Au banc des défauts, on constate, à l’arrêt et pieds par terre, que le carter embrayage (côté droit) vient buter sur l’intérieur de votre mollet et vous chauffe très vite la jambe. Equipée de ses valises latérales, la machine devient moins stable mais aussi très large. Attention donc aux remontées de files. On se demande pourquoi les ingénieurs nippons ont «gaspillé» tellement de place entre la machine et les valises ? On peut regretter aussi l’absence de béquille centrale. Ce qui peut être handicapant sur une machine chargée, sans parler du casse-tête de la tension de la chaîne. Nous n’avons pas eu la possibilité de tester la protection de ce nouveau carénage et de sa bulle sous la pluie… De même, la petite taille du garde-boue arrière laisse augurer de belles remontées d’eau dans le dos du pilote.

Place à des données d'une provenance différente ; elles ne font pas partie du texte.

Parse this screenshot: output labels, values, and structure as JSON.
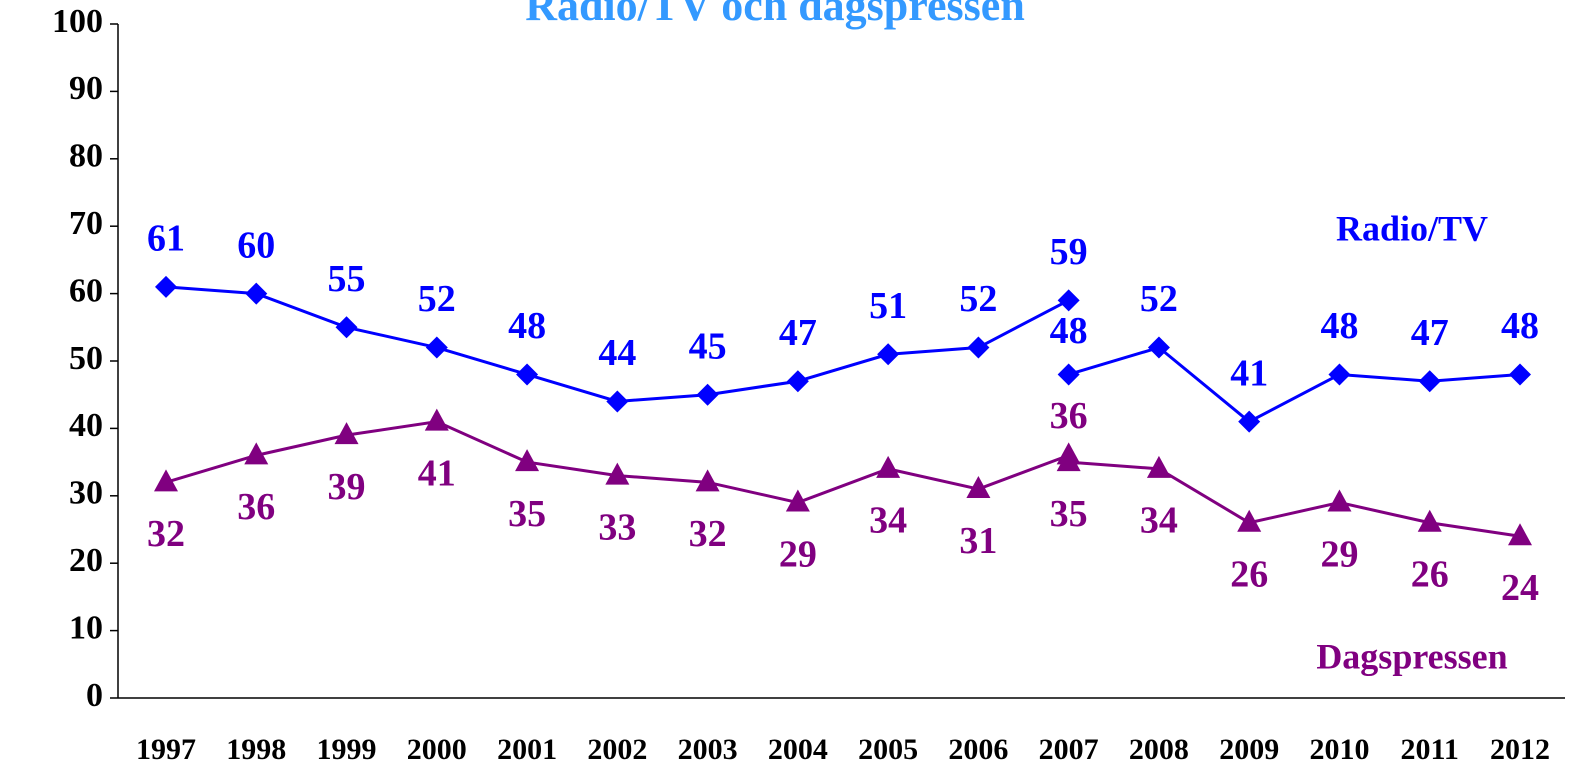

Proposée dès janvier 2011 en trois versions (une version sans accessoires, une autre « city » avec le top-case et enfin une dernière «tourisme» avec les valises latérales), cette machine devrait attirer ceux qui « se calment un peu », ou ont décidé de voyager sans se priver d’arsouilles mémorables ou qui ont trouvé l’âme sœur pour partager leurs vacances à moto. Une machine qui ne laissera pas indifférente tant au niveau de son look, de son niveau de finition ainsi que de ses performances.